Pairing the Best Methods to Track COVID
In a study published in the journal Viruses, researchers at the University of Miami Miller School of Medicine showed that a combination of next-generation sequencing and reverse-transcriptase quantitative polymerase chain reaction (PCR) provided the speed and the low-cost and unbiased information researchers and clinicians needed to continuously track COVID variants.
“While sequencing is the gold standard to identify variants, we make a really strong case that selectively designed PCR assays can be equally effective,” said David Andrews, M.D., clinical associate professor at the Miller School, vice chief of pathology and laboratory medicine at Jackson Health System, and senior author on the study. “Combining both techniques helps us react quickly to variants and continuously validate those findings.”
NGS provides detailed information about viral variants, but it comes at a price: The technique can be slow, complicated, and expensive.
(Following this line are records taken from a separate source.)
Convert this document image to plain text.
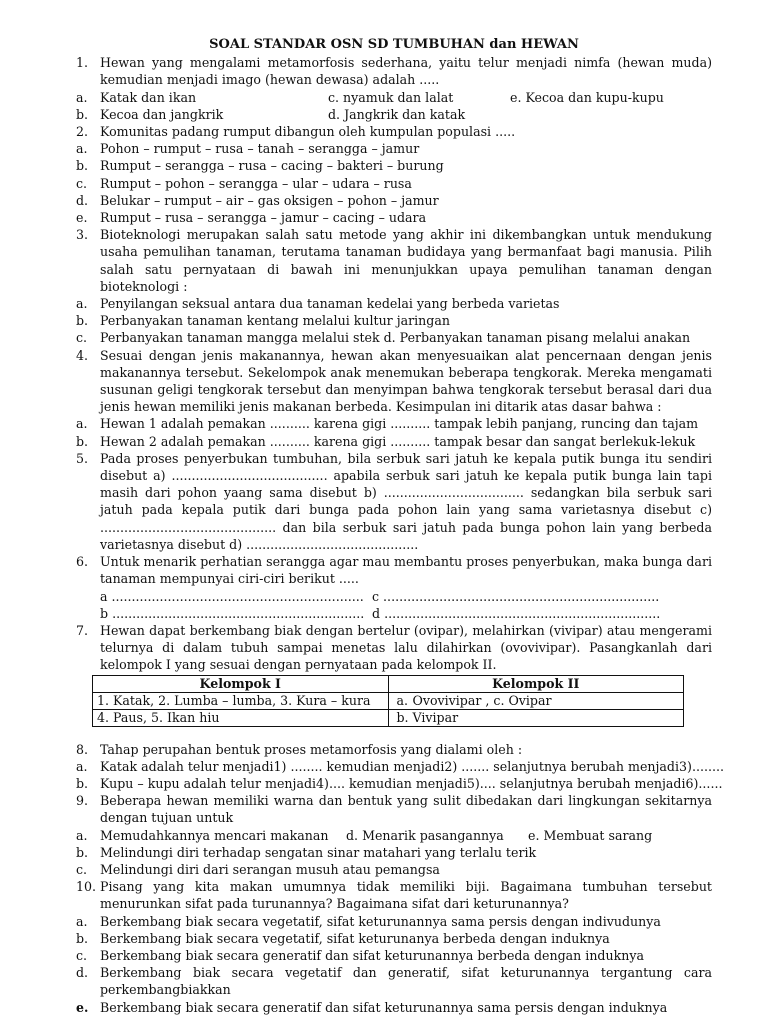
SOAL STANDAR OSN SD TUMBUHAN dan HEWAN
1. Hewan yang mengalami metamorfosis sederhana, yaitu telur menjadi nimfa (hewan muda) kemudian menjadi imago (hewan dewasa) adalah .....
a. Katak dan ikan	c. nyamuk dan lalat	e. Kecoa dan kupu-kupu
b. Kecoa dan jangkrik	d. Jangkrik dan katak
2. Komunitas padang rumput dibangun oleh kumpulan populasi .....
a. Pohon – rumput – rusa – tanah – serangga – jamur
b. Rumput – serangga – rusa – cacing – bakteri – burung
c. Rumput – pohon – serangga – ular – udara – rusa
d. Belukar – rumput – air – gas oksigen – pohon – jamur
e. Rumput – rusa – serangga – jamur – cacing – udara
3. Bioteknologi merupakan salah satu metode yang akhir ini dikembangkan untuk mendukung usaha pemulihan tanaman, terutama tanaman budidaya yang bermanfaat bagi manusia. Pilih salah satu pernyataan di bawah ini menunjukkan upaya pemulihan tanaman dengan bioteknologi :
a. Penyilangan seksual antara dua tanaman kedelai yang berbeda varietas
b. Perbanyakan tanaman kentang melalui kultur jaringan
c. Perbanyakan tanaman mangga melalui stek d. Perbanyakan tanaman pisang melalui anakan
4. Sesuai dengan jenis makanannya, hewan akan menyesuaikan alat pencernaan dengan jenis makanannya tersebut. Sekelompok anak menemukan beberapa tengkorak. Mereka mengamati susunan geligi tengkorak tersebut dan menyimpan bahwa tengkorak tersebut berasal dari dua jenis hewan memiliki jenis makanan berbeda. Kesimpulan ini ditarik atas dasar bahwa :
a. Hewan 1 adalah pemakan .......... karena gigi .......... tampak lebih panjang, runcing dan tajam
b. Hewan 2 adalah pemakan .......... karena gigi .......... tampak besar dan sangat berlekuk-lekuk
5. Pada proses penyerbukan tumbuhan, bila serbuk sari jatuh ke kepala putik bunga itu sendiri disebut a) ....................................... apabila serbuk sari jatuh ke kepala putik bunga lain tapi masih dari pohon yaang sama disebut b) ................................... sedangkan bila serbuk sari jatuh pada kepala putik dari bunga pada pohon lain yang sama varietasnya disebut c) ............................................ dan bila serbuk sari jatuh pada bunga pohon lain yang berbeda varietasnya disebut d) ...........................................
6. Untuk menarik perhatian serangga agar mau membantu proses penyerbukan, maka bunga dari tanaman mempunyai ciri-ciri berikut .....
a ............................................................... c .....................................................................
b ............................................................... d .....................................................................
7. Hewan dapat berkembang biak dengan bertelur (ovipar), melahirkan (vivipar) atau mengerami telurnya di dalam tubuh sampai menetas lalu dilahirkan (ovovivipar). Pasangkanlah dari kelompok I yang sesuai dengan pernyataan pada kelompok II.
Kelompok I	Kelompok II
1. Katak, 2. Lumba – lumba, 3. Kura – kura	a. Ovovivipar , c. Ovipar
4. Paus, 5. Ikan hiu	b. Vivipar
8. Tahap perupahan bentuk proses metamorfosis yang dialami oleh :
a. Katak adalah telur menjadi1) ........ kemudian menjadi2) ....... selanjutnya berubah menjadi3)........
b. Kupu – kupu adalah telur menjadi4).... kemudian menjadi5).... selanjutnya berubah menjadi6)......
9. Beberapa hewan memiliki warna dan bentuk yang sulit dibedakan dari lingkungan sekitarnya dengan tujuan untuk
a. Memudahkannya mencari makanan	d. Menarik pasangannya	e. Membuat sarang
b. Melindungi diri terhadap sengatan sinar matahari yang terlalu terik
c. Melindungi diri dari serangan musuh atau pemangsa
10. Pisang yang kita makan umumnya tidak memiliki biji. Bagaimana tumbuhan tersebut menurunkan sifat pada turunannya? Bagaimana sifat dari keturunannya?
a. Berkembang biak secara vegetatif, sifat keturunannya sama persis dengan indivudunya
b. Berkembang biak secara vegetatif, sifat keturunanya berbeda dengan induknya
c. Berkembang biak secara generatif dan sifat keturunannya berbeda dengan induknya
d. Berkembang biak secara vegetatif dan generatif, sifat keturunannya tergantung cara perkembangbiakkan
e. Berkembang biak secara generatif dan sifat keturunannya sama persis dengan induknya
While PCR does not provide as much information as next-generation sequencing, it does deliver faster turnaround times at a fraction of the cost.
Early efforts to understand the SARS-CoV-2 Alpha variant showed PCR could provide an effective alternative to next-generation sequencing. To build on that success, the Miller School team adopted commercially available PCR assays, as well as designing new ones in-house to track the Delta and Omicron variants.
‘Rolling Validation’ of Next-Generation sequencing, PCR Testing
Over 18 months, the group used PCR on 8,000 clinical samples and NGS on 1,600. The samples came from routine tests at UHealth and Jackson, and from students and faculty.
“We created a panel of simple PCR reactions, which cost just a few bucks each, that we could run in real time,” said Dr. Andrews. “We would get snapshots of where we were in the progression from Delta to Omicron, as well as Omicron subvariants. We hit on some good PCR assays, and our data was generally a couple of weeks ahead of the national trend.”
While the PCR tests provided rapid information on variants in the community, the NGS data offered more detailed information about viral evolution and helped validate PCR results.
“We called it a rolling validation,” said Dr. Andrews. “If we relied exclusively on PCR, we might miss something. Every time we conducted a new sequencing run, we made sure none of the variants had changed. In addition, we were constantly checking global databases to ensure our PCR tests remained accurate.”
While this was exclusively a research project, with limited clinical impact, these results did help inform care in real time. As Omicron became the dominant variant, monoclonal antibodies that had been effective against Alpha and Delta stopped working. Knowing which variants were prevalent in the community helped inform how ICU clinicians provided care. These findings also supported administrative decision-making: A new variant might mean it’s a good idea to reduce family hospital visits.
This approach could have a significant impact on hospitals worldwide. Most facilities do not have easy access to NGS, and PCR offers a less expensive and more available alternative.
“We can envision deploying PCR-based methods more widely, especially in the developing world,” said Dr. Andrews. “If we should face another pandemic, I think it would benefit us to develop parallel PCR tests to complement sequencing.”